The many frames making up the short, historic film "The Sneeze"
The many frames making up the short, historic film “The Sneeze”

Ghostbusters – when you hear that word, do you think of marshmallows, or green slime? There’s probably some sort of Rorschach-y test there – leads this year’s subcategory that might be termed “tales of the weird.” In addition to the 1984 movie about a small business staffed by Bill Murray, Dan Aykroyd and Harold Ramis that went around vacuuming up ectoplasms, this year’s list also includes the 1931 Spanish-language version of “Dracula” (which some reviewers consider better than the Bela Lugosi version in English) and a 1906 early special-effects movie, “Dream of the Rarebit Fiend,” about a man who overeats the cheesy dish known as Welsh Rarebit, then falls into a nightmare-ridden sleep. It was based on a comic strip by the famed Winsor McCay, who also created the dreamlike “Little Nemo” strip and was among the pioneers of early animation. Later in his career, he also drew editorial cartoons.

The other big subcategory this year might be titled “Heroes and Anti-Heroes.” In addition to Zorro, based on a script written and submitted by Douglas Fairbanks under a pen name when he realized his career playing leads in romantic comedies was fading, this year’s list includes the movies “Top Gun” (1986) starring Tom Cruise, “John Henry and the Inky-Poo” (1946) which animates the folktale of the steel-drivin’ man who works himself to death proving his superiority to a steel-driving machine, and “Hail the Conquering Hero” (1944), a wry comedy about a Marine driven from the service by hay fever who is forced to pretend to be a hero, because he told his mother a set of tall tales in letters he wrote home before mustering out.

The list also includes the 1979 Peter Sellers/Shirley MacLaine film “Being There,” based on a Jerzy Kosinski novel; “Black and Tan” (1929), a brief movie starring Duke Ellington and an African-American cast and set at the Cotton Club; “L.A. Confidential,” the 1997 homage to film noir starring Russell Crowe and and Kevin Spacey; “A Fool There Was” (1915), the movie that introduced the world to Theda Bara, the original “vamp”; and “The Shawshank Redemption,” the Tim Robbins/Morgan Freeman prison-friendship movie that many movie fans consider their favorite film.

There are also some historic rarities: “The Sneeze” (1894), a film made by the Edison studios and originally presented as a published sequence of photos; and “Symbiopsychotaxiplasm: Take One,” a 1968 film by African-American documentary-maker William Greaves, who also co-hosted and produced the show “Black Journal” on public TV. Greaves’ film is a movie about making a movie, and a lot more.

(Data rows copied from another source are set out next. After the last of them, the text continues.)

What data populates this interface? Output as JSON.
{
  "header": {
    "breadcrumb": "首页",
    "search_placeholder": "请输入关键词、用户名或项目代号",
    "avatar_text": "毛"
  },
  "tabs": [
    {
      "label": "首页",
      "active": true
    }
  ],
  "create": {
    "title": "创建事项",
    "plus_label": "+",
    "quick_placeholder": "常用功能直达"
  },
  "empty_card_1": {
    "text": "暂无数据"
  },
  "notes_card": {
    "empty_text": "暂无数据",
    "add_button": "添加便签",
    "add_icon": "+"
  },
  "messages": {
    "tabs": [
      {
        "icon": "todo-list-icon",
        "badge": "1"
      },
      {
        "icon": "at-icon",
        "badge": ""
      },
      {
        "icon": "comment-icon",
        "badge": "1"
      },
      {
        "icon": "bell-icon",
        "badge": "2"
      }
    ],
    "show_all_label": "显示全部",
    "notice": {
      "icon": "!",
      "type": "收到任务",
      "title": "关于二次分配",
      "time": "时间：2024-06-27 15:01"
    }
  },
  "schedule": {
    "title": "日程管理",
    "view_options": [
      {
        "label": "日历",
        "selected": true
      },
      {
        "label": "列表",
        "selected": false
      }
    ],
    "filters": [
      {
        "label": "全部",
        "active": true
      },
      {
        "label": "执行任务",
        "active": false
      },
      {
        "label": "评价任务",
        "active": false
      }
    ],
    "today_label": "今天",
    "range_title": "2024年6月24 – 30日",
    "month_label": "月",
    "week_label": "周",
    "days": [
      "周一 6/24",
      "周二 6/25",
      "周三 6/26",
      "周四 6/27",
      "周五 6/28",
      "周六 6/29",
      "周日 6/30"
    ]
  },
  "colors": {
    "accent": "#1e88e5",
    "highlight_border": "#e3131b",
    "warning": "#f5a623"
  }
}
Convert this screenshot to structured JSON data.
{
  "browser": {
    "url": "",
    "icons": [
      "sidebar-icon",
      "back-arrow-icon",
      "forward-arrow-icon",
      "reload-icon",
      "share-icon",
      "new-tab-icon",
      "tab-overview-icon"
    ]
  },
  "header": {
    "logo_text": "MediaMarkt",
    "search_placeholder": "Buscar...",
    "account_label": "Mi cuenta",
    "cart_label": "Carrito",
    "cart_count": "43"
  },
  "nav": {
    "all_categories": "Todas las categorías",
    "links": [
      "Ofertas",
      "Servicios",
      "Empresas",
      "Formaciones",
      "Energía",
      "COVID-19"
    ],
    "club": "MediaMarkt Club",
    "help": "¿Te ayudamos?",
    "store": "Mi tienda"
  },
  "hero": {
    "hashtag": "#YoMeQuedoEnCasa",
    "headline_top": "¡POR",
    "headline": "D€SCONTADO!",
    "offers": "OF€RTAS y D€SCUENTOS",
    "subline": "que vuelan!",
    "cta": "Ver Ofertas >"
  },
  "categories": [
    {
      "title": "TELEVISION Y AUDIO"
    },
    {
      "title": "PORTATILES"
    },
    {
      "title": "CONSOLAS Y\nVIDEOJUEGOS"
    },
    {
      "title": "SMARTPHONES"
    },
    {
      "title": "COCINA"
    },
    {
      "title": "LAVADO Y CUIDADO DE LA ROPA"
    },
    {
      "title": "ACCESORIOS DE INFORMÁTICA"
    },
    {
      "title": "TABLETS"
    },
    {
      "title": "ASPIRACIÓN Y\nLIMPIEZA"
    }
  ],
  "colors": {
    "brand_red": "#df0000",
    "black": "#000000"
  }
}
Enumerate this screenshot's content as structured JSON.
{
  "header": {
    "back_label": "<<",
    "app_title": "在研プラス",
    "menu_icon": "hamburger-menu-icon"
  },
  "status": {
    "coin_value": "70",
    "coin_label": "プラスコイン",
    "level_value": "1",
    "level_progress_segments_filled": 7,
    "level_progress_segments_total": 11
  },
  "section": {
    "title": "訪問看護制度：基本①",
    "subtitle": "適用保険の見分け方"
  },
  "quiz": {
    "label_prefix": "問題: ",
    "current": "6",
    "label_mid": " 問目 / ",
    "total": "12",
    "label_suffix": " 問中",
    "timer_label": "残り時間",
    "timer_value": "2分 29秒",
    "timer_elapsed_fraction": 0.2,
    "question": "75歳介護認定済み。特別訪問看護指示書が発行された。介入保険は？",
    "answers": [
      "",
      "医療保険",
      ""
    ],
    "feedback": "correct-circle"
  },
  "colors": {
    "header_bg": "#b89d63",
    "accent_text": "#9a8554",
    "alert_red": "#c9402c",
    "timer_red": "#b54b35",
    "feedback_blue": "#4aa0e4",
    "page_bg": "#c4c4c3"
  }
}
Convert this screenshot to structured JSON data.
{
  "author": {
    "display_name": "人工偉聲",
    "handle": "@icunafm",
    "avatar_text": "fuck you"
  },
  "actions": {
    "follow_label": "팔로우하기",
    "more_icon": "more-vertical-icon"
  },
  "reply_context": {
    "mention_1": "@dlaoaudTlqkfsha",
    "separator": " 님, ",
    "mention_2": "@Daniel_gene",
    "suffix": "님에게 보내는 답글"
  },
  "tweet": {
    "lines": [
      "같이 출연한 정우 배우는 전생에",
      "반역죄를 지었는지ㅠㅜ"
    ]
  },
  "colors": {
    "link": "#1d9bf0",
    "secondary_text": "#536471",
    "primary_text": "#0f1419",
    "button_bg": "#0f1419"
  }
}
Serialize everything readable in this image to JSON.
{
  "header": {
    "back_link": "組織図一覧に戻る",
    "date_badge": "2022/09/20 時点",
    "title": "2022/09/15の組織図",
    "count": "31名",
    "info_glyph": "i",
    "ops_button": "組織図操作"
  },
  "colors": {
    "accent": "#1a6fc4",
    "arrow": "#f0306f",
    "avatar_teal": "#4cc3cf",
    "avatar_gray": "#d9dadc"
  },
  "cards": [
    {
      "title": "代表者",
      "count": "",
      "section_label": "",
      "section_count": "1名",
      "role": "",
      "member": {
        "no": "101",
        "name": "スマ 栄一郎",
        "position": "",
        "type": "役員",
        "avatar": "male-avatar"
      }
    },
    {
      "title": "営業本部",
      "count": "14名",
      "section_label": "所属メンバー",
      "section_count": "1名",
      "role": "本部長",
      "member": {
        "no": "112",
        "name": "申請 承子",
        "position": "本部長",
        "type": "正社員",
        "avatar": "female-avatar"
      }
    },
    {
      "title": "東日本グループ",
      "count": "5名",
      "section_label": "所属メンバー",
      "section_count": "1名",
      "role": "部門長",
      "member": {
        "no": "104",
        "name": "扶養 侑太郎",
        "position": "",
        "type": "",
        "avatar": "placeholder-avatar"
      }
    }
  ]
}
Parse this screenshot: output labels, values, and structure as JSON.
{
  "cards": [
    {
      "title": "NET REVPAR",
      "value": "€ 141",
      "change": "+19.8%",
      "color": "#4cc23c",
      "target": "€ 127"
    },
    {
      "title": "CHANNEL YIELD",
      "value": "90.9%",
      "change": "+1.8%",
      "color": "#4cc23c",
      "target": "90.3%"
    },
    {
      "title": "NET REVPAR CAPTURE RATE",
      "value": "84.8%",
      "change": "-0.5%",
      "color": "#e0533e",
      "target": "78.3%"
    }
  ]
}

You can, and should, nominate films for next year’s National Film Registry: a list of films that are yet-undesignated is here.

Enjoy the movies.




  1. As a librarian, when I think of Ghostbusters, I think of the library scenes. There is absolutely NOTHING scarier than seeing thousands of shelflist cards scattering themselves in the air. Too bad that was right at the beginning; the rest of the movie was almost an anti-climax for me! Good choice for the list, though!